Horizontal stress contrast in the shallow marine sediments of the Gulf of Mexico sites Walker Ridge 313 and Atwater Valley 13 and 14 – Geological observations, effects on wellbore stability, and implications for drilling

Significant horizontal stress anisotropy was encountered in three blocks in the Gulf of Mexico drilled by the Gulf of Mexico gas hydrates Joint Industry Project, namely, Atwater Valley 13, Atwater Valley 14, and Walker Ridge 313. The geological factors responsible for this state of stress and the implications for wellbore stability and drilling operations are explored. In Atwater Valley 13 and 14, stresses at the well sites were perturbed by the underlying salt. In Walker Ridge 313, a combination of thrusting by adjacent salt and material anisotropy associated with the regional minibasin structure caused the maximum horizontal stress to rotate with depth. Horizontal stress anisotropy combined with a lack of heavy mud caused breakouts to form in the well Walker Ridge 313-G (WR313-G). A simple formula to predict the depth at which wells drilled with seawater are prone to breakouts is derived. Evidence is presented that the breakouts in WR313-G produced heavy cavings which were mainly responsible for the tight hole conditions encountered while drilling this well. However, it is shown that bottom hole assembly (BHA) design and drilling practices such as backreaming may have exacerbated these problems. Modifications to drilling practices based on the experience gained from drilling WR313-G helped to improve the quality of the neighboring borehole WR313-H.

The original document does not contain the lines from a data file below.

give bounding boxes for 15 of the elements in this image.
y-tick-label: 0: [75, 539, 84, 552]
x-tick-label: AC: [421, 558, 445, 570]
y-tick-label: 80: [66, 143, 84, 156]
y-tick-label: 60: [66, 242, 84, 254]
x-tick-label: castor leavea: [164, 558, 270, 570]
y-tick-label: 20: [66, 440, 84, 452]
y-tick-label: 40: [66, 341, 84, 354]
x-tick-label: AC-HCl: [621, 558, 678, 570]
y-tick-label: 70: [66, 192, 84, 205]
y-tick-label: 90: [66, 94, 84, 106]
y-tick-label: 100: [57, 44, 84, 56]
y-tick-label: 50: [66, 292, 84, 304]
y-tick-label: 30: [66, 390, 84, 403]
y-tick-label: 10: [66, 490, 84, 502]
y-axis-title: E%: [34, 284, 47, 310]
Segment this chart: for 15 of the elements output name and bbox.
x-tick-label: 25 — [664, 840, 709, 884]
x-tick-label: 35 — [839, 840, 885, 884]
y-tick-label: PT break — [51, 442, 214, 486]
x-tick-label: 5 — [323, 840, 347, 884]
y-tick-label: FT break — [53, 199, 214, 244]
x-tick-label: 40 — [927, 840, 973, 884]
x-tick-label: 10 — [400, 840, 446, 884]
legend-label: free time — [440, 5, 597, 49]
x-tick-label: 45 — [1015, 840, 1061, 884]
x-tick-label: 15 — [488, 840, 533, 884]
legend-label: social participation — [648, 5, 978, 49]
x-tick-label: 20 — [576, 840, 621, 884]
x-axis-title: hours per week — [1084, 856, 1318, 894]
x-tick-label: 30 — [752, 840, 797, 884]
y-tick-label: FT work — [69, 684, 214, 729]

► Origins and implications of significant horizontal stress anisotropy in two deepwater gas hydrate provinces are explored. ► Salt tectonics appear to be primary cause of horizontal stress contrast. ► Drilling performance was adversely affected by borehole breakouts. ► Improvements to BHA design and drilling practices are recommended. ► Mechanical stability of boreholes drilled with seawater are evaluated.